A couple of new reports are spotlighting how the new mega-merger between Didi Chuxing (Private:DIDI) and Uber’s (Private:UBER) China unit is creating uncertainty for existing global alliances involving the 2 former bitter rivals. The larger of the headlines has Uber’s US rival Lyft (Private:LYFT) suddenly questioning its alliance with Didi less than a year after the pair formed the tie-up. The other has Didi helping to raise money for Grab (Private:GRAB), also known as GrabTaxi, a bitter rival of Uber that operates service in 30 cities within 6 Southeast Asian countries.
We’ve seen this kind of chaos before with similar mega mergers in China, including one last year that formed the current Didi Chuxing, and another that brought together two group buying giants to form domestic mammoth Meituan-Dianping. In both of those cases, the marriages brought Chinese Internet titans and bitter rivals Alibaba (NYSE:BABA) and Tencent (OTCPK:TCEHY) into direct conflict, since each had invested in one of the two companies that ended up merging.
This latest case could continue that trend, since Uber counts China’s third major Internet company, online search leader Baidu (NASDAQ:BIDU), as one of its major backers. But Uber’s vast network of global investments means its new China marriage with Didi also has the potential to upset alliances in other global markets where both companies operate.
One of those is Southeast Asia, which is one of the major markets where Didi Chuxing launched its drive onto the global stage when it invested in Grab about a year ago. (previous post) No amount was ever given for that investment, though Didi made the move together with Japan’s Softbank and I speculated at the time that the amount could total around $500 million.

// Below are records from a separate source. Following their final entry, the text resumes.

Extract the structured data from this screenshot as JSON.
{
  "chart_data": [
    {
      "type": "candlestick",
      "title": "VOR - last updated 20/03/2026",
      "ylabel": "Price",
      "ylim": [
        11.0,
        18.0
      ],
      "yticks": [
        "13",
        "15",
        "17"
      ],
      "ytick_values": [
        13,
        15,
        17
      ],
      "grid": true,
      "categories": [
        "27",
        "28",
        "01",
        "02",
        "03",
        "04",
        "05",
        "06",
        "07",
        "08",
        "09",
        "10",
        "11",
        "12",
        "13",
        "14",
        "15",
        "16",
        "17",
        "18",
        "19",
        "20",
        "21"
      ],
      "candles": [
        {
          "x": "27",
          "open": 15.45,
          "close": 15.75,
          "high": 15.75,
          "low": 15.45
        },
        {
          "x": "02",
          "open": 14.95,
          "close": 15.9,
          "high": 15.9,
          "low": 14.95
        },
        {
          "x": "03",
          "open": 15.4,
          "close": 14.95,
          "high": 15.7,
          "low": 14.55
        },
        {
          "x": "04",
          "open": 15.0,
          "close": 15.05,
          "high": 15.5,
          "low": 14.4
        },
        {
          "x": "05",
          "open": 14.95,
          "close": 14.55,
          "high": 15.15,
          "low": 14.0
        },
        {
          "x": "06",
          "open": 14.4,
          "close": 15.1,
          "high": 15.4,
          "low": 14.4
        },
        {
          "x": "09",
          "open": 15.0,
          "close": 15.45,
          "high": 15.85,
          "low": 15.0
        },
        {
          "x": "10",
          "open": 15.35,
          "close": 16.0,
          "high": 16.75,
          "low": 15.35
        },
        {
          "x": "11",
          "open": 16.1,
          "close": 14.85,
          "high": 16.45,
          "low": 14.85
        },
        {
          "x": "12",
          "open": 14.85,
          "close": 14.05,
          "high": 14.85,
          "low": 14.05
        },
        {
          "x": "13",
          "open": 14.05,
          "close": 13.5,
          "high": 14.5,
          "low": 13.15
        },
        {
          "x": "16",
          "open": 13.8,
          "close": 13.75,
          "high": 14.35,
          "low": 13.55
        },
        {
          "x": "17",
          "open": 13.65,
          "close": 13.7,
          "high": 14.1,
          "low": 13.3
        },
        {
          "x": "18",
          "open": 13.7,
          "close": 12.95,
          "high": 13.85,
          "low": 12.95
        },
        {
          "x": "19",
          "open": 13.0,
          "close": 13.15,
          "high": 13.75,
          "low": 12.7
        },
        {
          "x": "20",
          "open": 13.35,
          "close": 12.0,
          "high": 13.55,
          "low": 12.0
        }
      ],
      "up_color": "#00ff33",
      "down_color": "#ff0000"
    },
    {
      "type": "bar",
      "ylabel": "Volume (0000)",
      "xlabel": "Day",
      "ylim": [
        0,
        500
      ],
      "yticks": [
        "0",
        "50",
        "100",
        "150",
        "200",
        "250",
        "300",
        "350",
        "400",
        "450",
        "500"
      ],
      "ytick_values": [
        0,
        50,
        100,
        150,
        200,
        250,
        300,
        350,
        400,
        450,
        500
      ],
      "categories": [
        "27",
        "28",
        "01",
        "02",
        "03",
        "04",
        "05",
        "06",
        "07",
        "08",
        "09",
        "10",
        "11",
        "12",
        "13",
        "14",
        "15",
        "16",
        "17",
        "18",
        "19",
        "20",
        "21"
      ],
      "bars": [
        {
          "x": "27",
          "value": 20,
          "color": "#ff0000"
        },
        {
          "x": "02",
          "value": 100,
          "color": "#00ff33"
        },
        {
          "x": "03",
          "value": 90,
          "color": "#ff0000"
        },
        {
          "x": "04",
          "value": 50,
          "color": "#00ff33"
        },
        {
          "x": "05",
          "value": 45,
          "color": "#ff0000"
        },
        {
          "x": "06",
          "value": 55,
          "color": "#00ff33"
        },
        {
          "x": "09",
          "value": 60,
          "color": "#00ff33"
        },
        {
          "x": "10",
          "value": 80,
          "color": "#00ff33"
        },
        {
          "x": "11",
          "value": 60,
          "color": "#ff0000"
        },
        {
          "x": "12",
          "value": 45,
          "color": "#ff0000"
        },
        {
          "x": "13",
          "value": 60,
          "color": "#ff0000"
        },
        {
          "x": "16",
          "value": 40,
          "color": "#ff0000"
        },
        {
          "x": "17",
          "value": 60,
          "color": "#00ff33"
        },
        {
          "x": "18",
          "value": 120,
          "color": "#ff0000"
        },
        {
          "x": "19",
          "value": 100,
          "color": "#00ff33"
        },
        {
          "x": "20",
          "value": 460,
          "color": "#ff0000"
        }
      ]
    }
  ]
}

Now the latest reports are saying that Didi and Softbank are leading a new funding round for Grab that could raise around $600 million and could close as early as next week. (English article; Chinese article) The reports say that Grab is looking to raise an additional $400 million in the following weeks, giving it well over $1 billion in cash in its fight with Uber and other local rivals for market share.
Torn Between Alliances
Of course the situation is suddenly a bit more complicated since now Didi is helping to fund a rival of its own partner following the new tie-up with Uber China. The case looks similar with the Lyft deal, which was announced as a strategic alliance in the second half of last year. (previous post) The pair moved quickly and earlier this year launched an integrated platform that allowed Didi subscribers to seamlessly use Lyft’s services while traveling in the US, and vice versa.
Now Lyft is saying the new marriage will prompt it to re-evaluate its alliance with Didi, though it’s not adding any other details. (English article) That’s not too surprising following the deal that will see Didi and Uber’s China operations combine, with Didi holding about 80 percent of a new Chinese powerhouse with a market value of $35 billion, and Uber holding the rest.
Another alliance that could face similar questions is Didi’s partnership in India with local player Ola. Similar to the Grab deal, Didi also invested in Ola last year when it was trying to move beyond its home China market.
From a broader perspective, this new China marriage could be highly problematic for Didi, since it could put the brakes on all of its global expansion plans if Didi really wants to avoid conflict with Uber. That would seriously hurt its global growth prospects, and Didi would probably only agree to such a move if it became a major stakeholder in more of Uber’s global operations. Until that happens, Didi will probably feel the need to keep investing in partners like Grab and Ola outside China, which could quickly strain its new marriage with Uber in the vast China market.